Realized a pre-hedge natural gas equivalent price of $3.64 per Mcfe, an $0.85 per Mcfe premium to NYMEX
Realized a pre-hedge C3+ NGL price of $44.29 per barrel, a $3.09 per barrel premium to Mont Belvieu
Net income was $150 million and Adjusted Net Income was $181 million (Non-GAAP) < Beat my forecast of $91.9 million Net Income.
Adjusted EBITDAX was $332 million (Non-GAAP); net cash provided by operating activities was $278 million
Drilling and completion capital was $120 million, 27% below the prior year period
Free Cash Flow was $159 million (Non-GAAP)
Averaged a quarterly company record of 13.2 completion stages per day
Full Year 2024 Highlights:
Net Production averaged 3.4 Bcfe/d, an increase of 1% from the prior year
Natural gas production averaged 2.2 Bcf/d, a decrease of 3% from the prior year
Liquids production averaged 209 MBbl/d, an increase of 8% from the prior year
Drilling and completion capital was $620 million, a 32% decline from the prior year
Completion stages per day averaged 12.2 stages per day, a 14% increase compared to 2023
Estimated proved reserves were 17.9 Tcfe at year end 2024 and proved developed reserves were 13.7 Tcfe (77% proved developed)
Estimated future development cost for 4.2 Tcfe of proved undeveloped reserves is $0.44 per Mcfe
2025 Guidance Highlights:
Raised previously communicated maintenance production targets by 50 MMcfe/d to 3.35 to 3.45 Bcfe/d, driven by growth in liquids production
Realized natural gas price is expected to average a premium of $0.10 to $0.20 per Mcf to NYMEX
Realized C3+ NGL price is expected to average a premium of $1.50 to $2.50 per barrel to Mont Belvieu
Reduced previously communicated drilling and completion capital budget, by $25 million at the midpoint to $650 million to $700 million
Paul Rady, Chairman, CEO and President of Antero Resources commented, "Our 2024 development program delivered production that was 2% above the midpoint of the initial guidance range and capital that was 8% below the midpoint of the initial guidance range.
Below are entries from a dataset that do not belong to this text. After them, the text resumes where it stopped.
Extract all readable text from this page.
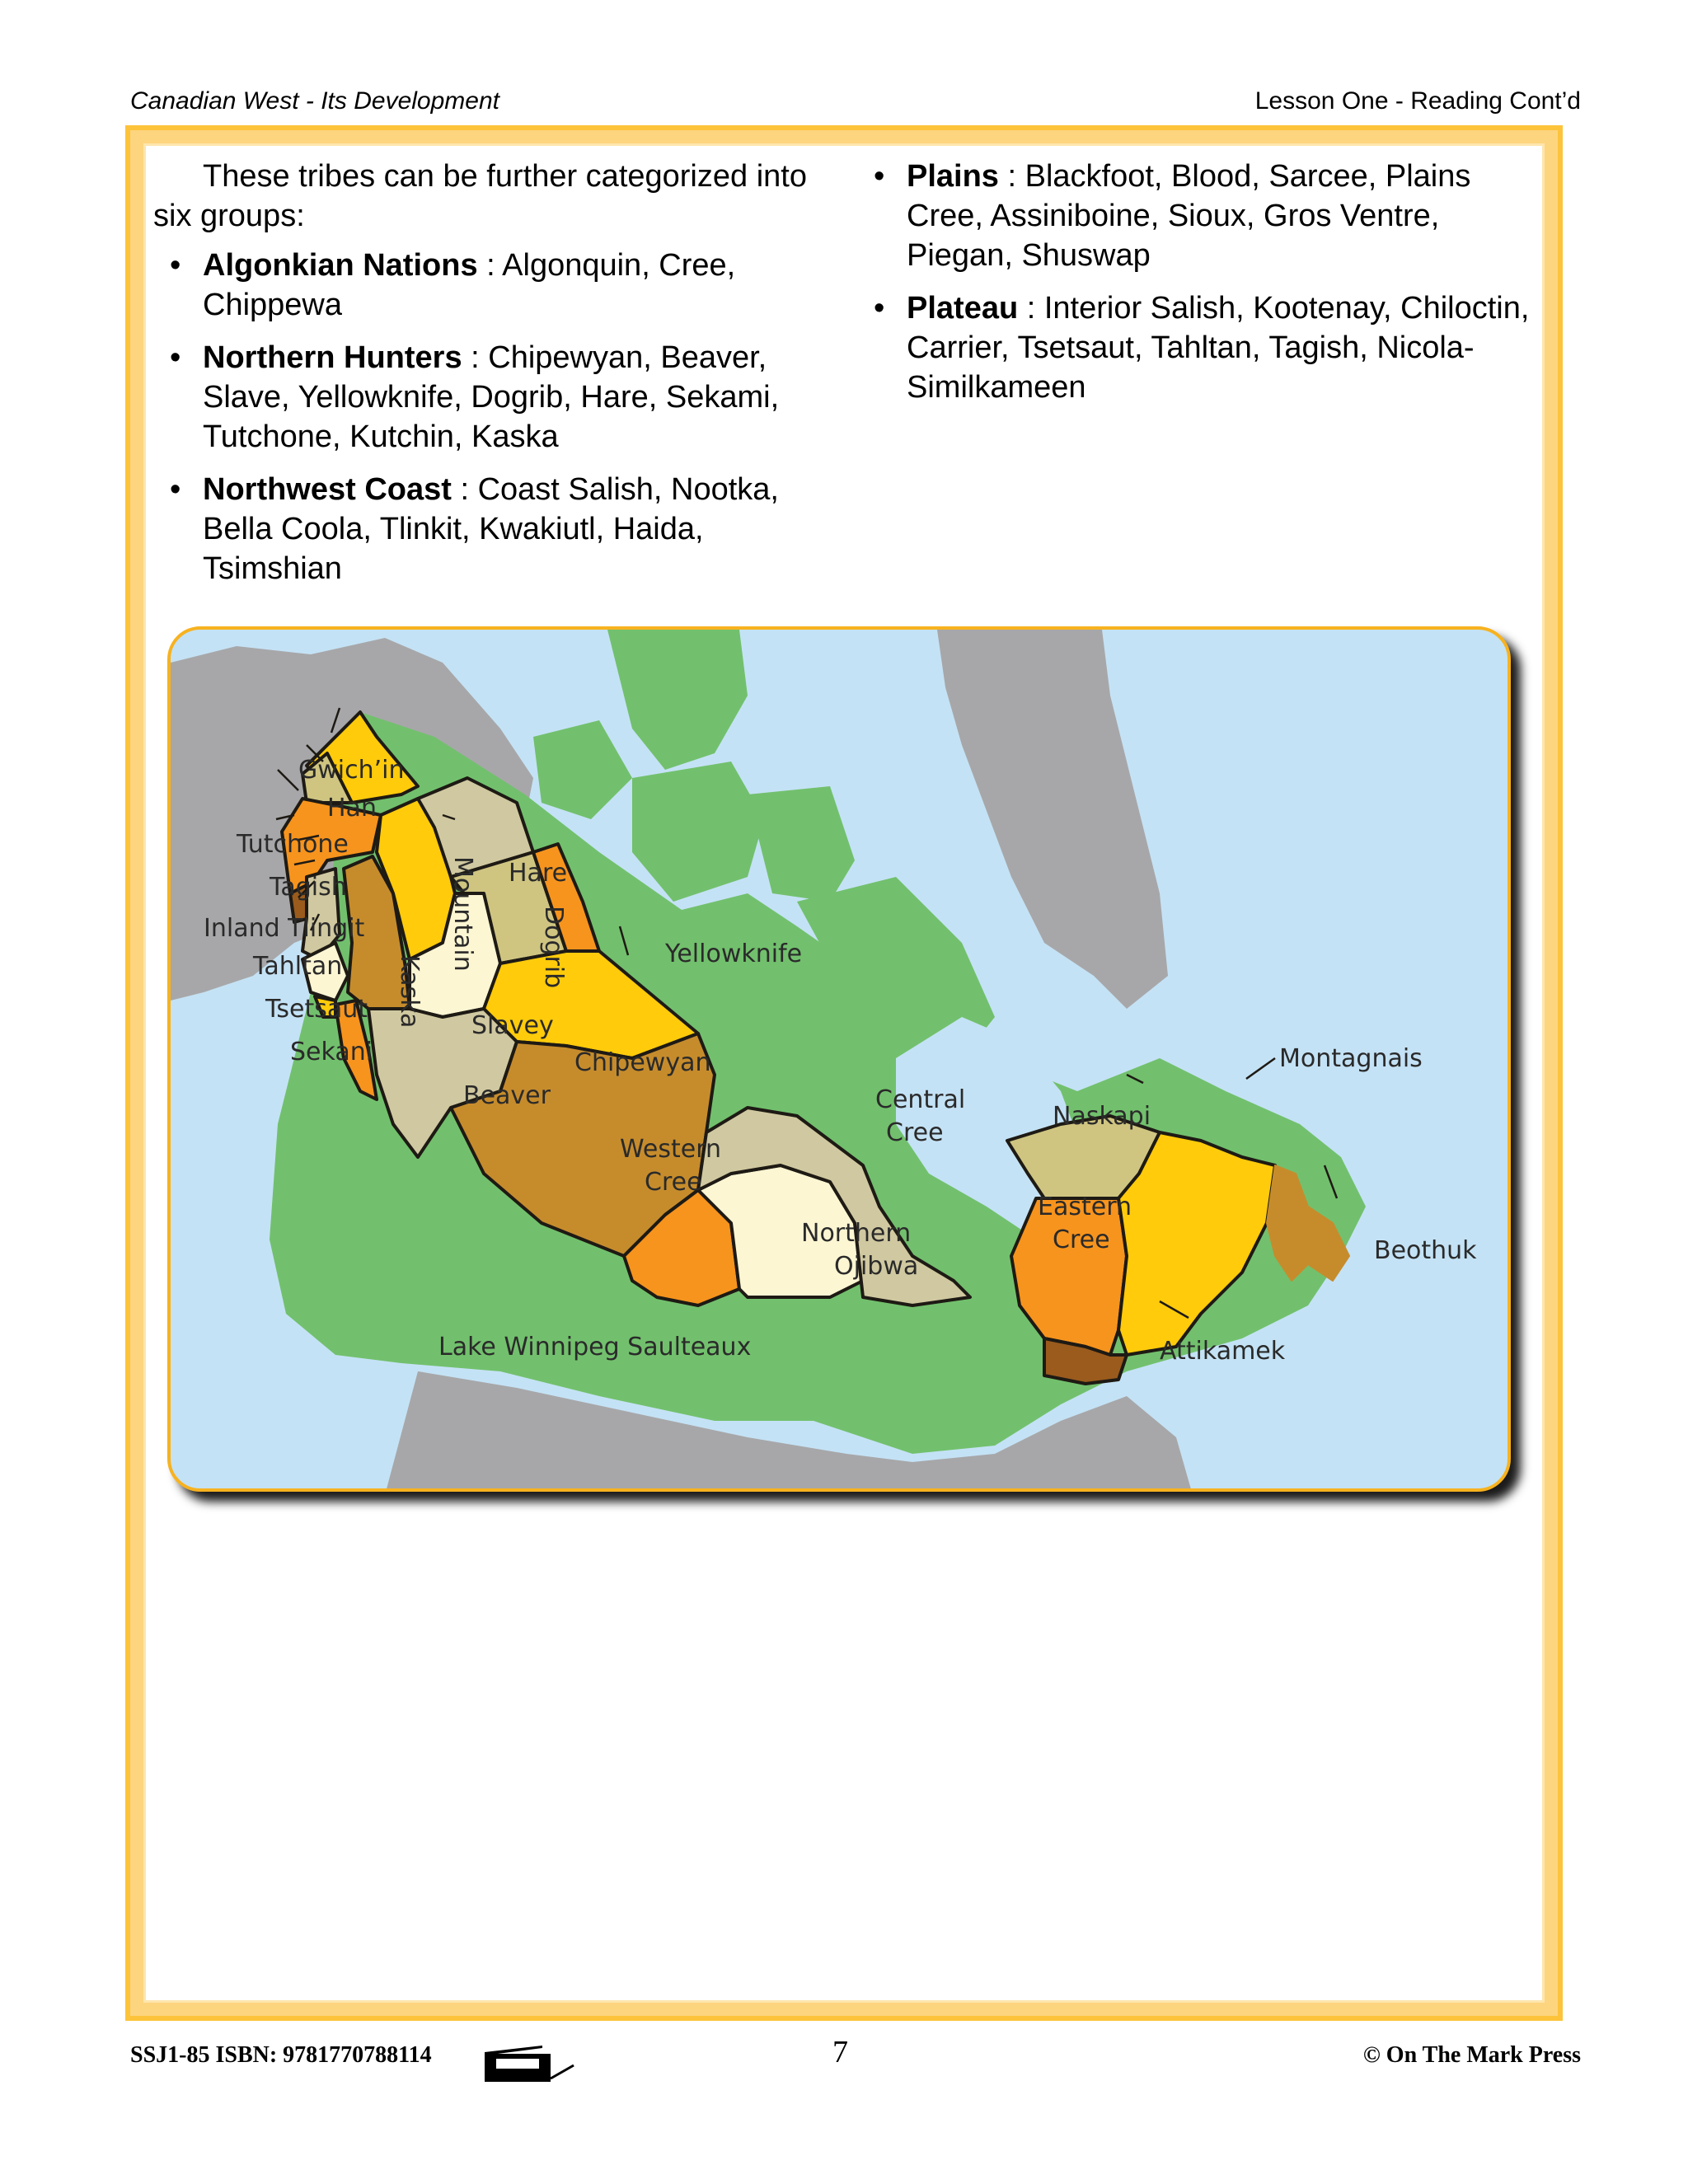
Canadian West - Its Development	Lesson One - Reading Cont’d

These tribes can be further categorized into six groups:

• Algonkian Nations : Algonquin, Cree, Chippewa
• Northern Hunters : Chipewyan, Beaver, Slave, Yellowknife, Dogrib, Hare, Sekami, Tutchone, Kutchin, Kaska
• Northwest Coast : Coast Salish, Nootka, Bella Coola, Tlinkit, Kwakiutl, Haida, Tsimshian
• Plains : Blackfoot, Blood, Sarcee, Plains Cree, Assiniboine, Sioux, Gros Ventre, Piegan, Shuswap
• Plateau : Interior Salish, Kootenay, Chiloctin, Carrier, Tsetsaut, Tahltan, Tagish, Nicola-Similkameen
Gwich’in
Han
Tutchone
Tagish
Inland Tlingit
Tahltan
Tsetsaut
Sekani
Hare
Mountain
Kaska
Dogrib	Yellowknife
Slavey
Chipewyan
Beaver
Western
Cree
Central
Cree
Northern
Ojibwa
Lake Winnipeg Saulteaux
Naskapi
Montagnais
Eastern
Cree	Beothuk
Attikamek
SSJ1-85 ISBN: 9781770788114	7	© On The Mark Press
This exceptional performance highlights the strength of our asset base and the significant capital efficiency gains we made throughout the year. Our 2025 budget reflects an increase to our maintenance production targets driven by our liquids. This development program positions us to capture a significant increase in Free Cash Flow year-over-year with the greatest exposure to higher natural gas prices."
Michael Kennedy, CFO of Antero Resources said, "Antero's 2024 financial results reflect the company's peer-leading Free Cash Flow breakeven level driven by our significant liquids production and firm transportation portfolio. These attributes enabled us to generate Free Cash Flow of $73 million in 2024 despite being unhedged with Henry Hub averaging $2.27 per Mcf. Looking ahead to 2025, our firm transportation portfolio delivers 75% of our natural gas to the LNG corridor along the Gulf Coast, and is expected to result in higher premium price realizations to NYMEX following the recent start-up of two large LNG export terminals in the Gulf."
For a discussion of the non-GAAP financial measures including Adjusted Net Income, Adjusted EBITDAX, Free Cash Flow and Net Debt please see "Non-GAAP Financial Measures."
2025 Guidance
Antero's 2025 drilling and completion capital budget is $650 to $700 million. Net production is expected to average between 3.35 and 3.45 Bcfe/d during 2025. The Company's land capital guidance is $75 million to $100 million. < Free Cash Flow should be approximately $1.2 billion.